Thomas Jolly est une des stars de la scène publique actuelle. La critique voit en lui, comme en Vincent Macaigne, la relève du théâtre d’aujourd’hui. Mais il a une appréhension un peu plus classique de la tragédie antique. Après avoir exploré Shakespeare de fond en combles, il s’attaque à l’auteur latin Sénèque qui a d’ailleurs inspiré Shakespeare, à travers la mise en scène de Thyeste, joué cette année pour le in d’Avignon dans la cour d’honneur. Voici l’une des plus violentes tragédies antiques, ou l’histoire de deux frères, Atrée et Thyeste, qui se disputent le trône d’Argos. Celui qui aura dans ses étables un bélier à Toison d’Or sera désigné roi.

Ce qui intéresse Jolly dans cette pièce, c’est la nature d’un crime si atroce que même le soleil refuse de le voir et que le monde finit par être plongé dans un abîme proche de l’Apocalypse. Au début, Tantale surgit des enfers pour infester la tragédie et cette extraordinaire violence imprègne la pièce, le mal s’amplifiant successivement depuis le dolor, tristesse inconsolable, vers le furor, douleur transformée en colère, jusqu’au nefas, colère menant jusqu’à l’acte ultime.

La forme est intéressante, pas totalement chaotique, absurde ou révolutionnaire. Dans une scénographie d’une très grande beauté, la lumière se réverbère sur les débris d’une immense statue allongée et à moitié ensevelie, dont ne demeure que la tête bouche ouverte et une main où les personnages grimpent et se logent. On note la présence d’une métrique rap, à travers le chœur incarné par cette comédienne qui scande son propos en rythme sur un instrumental simple et efficace. Un quatuor à cordes est dissimulé dans l’arrière scène, comme cette maîtrise d’enfants qui  donne une portée dramatique et lyrique à la mise en scène.

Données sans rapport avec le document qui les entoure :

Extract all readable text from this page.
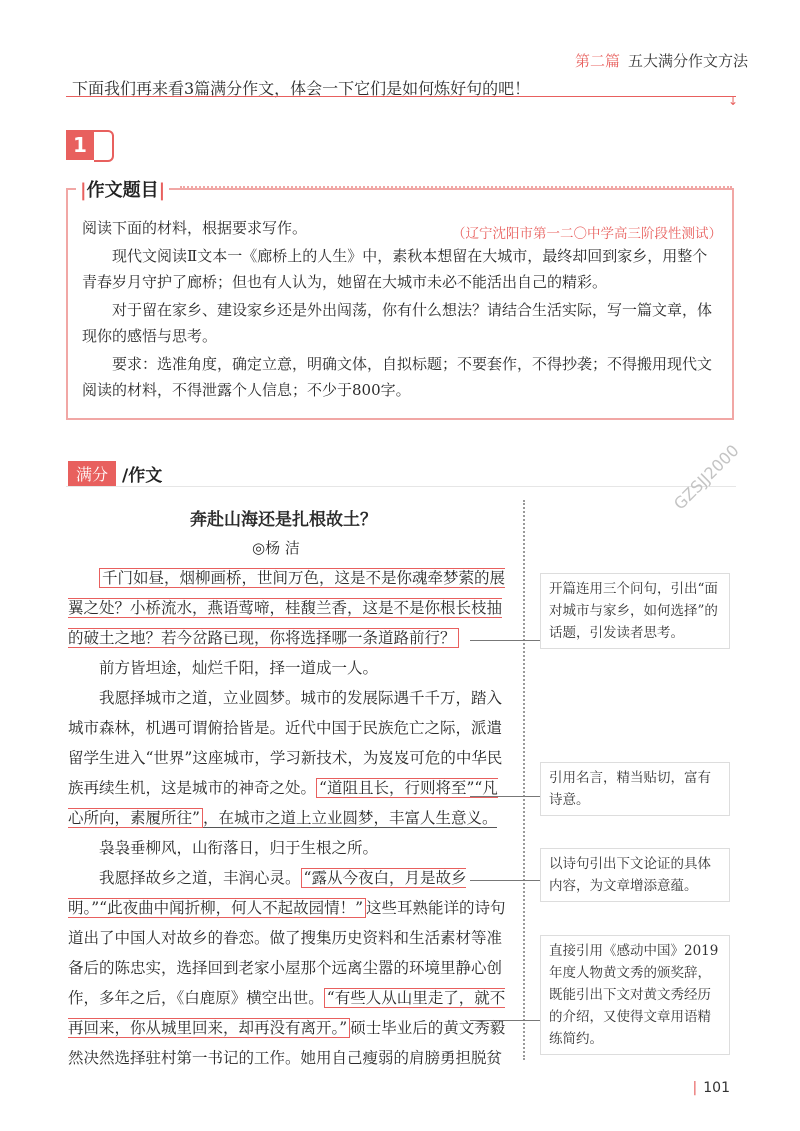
第二篇 五大满分作文方法
下面我们再来看3篇满分作文，体会一下它们是如何炼好句的吧！
↓
1
|作文题目|
阅读下面的材料，根据要求写作。	（辽宁沈阳市第一二〇中学高三阶段性测试）
现代文阅读Ⅱ文本一《廊桥上的人生》中，素秋本想留在大城市，最终却回到家乡，用整个青春岁月守护了廊桥；但也有人认为，她留在大城市未必不能活出自己的精彩。
对于留在家乡、建设家乡还是外出闯荡，你有什么想法？请结合生活实际，写一篇文章，体现你的感悟与思考。
要求：选准角度，确定立意，明确文体，自拟标题；不要套作，不得抄袭；不得搬用现代文阅读的材料，不得泄露个人信息；不少于800字。
满分 /作文
奔赴山海还是扎根故土？
◎杨 洁

千门如昼，烟柳画桥，世间万色，这是不是你魂牵梦萦的展翼之处？小桥流水，燕语莺啼，桂馥兰香，这是不是你根长枝抽的破土之地？若今岔路已现，你将选择哪一条道路前行？

前方皆坦途，灿烂千阳，择一道成一人。

我愿择城市之道，立业圆梦。城市的发展际遇千千万，踏入城市森林，机遇可谓俯拾皆是。近代中国于民族危亡之际，派遣留学生进入“世界”这座城市，学习新技术，为岌岌可危的中华民族再续生机，这是城市的神奇之处。 “道阻且长，行则将至”“凡心所向，素履所往” ，在城市之道上立业圆梦，丰富人生意义。

袅袅垂柳风，山衔落日，归于生根之所。

我愿择故乡之道，丰润心灵。 “露从今夜白，月是故乡明。”“此夜曲中闻折柳，何人不起故园情！” 这些耳熟能详的诗句道出了中国人对故乡的眷恋。做了搜集历史资料和生活素材等准备后的陈忠实，选择回到老家小屋那个远离尘嚣的环境里静心创作，多年之后，《白鹿原》横空出世。 “有些人从山里走了，就不再回来，你从城里回来，却再没有离开。” 硕士毕业后的黄文秀毅然决然选择驻村第一书记的工作。她用自己瘦弱的肩膀勇担脱贫

开篇连用三个问句，引出“面对城市与家乡，如何选择”的话题，引发读者思考。
引用名言，精当贴切，富有诗意。
以诗句引出下文论证的具体内容，为文章增添意蕴。
直接引用《感动中国》2019年度人物黄文秀的颁奖辞，既能引出下文对黄文秀经历的介绍，又使得文章用语精练简约。
GZSJJ2000
| 101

Si Thomas Jolly est un pur produit de l’école de théâtre public, pour promouvoir son art il sait aussi user de moyens actuels, comme dans cette mini-série télévisée intitulée Le théâââtre, orthographiée comme notre rubrique. Voici un spectacle ample et furieux, joué avec une très haute précision durant presque deux heures et demie, qui nous fait éprouver une violence aux résonance actuelles.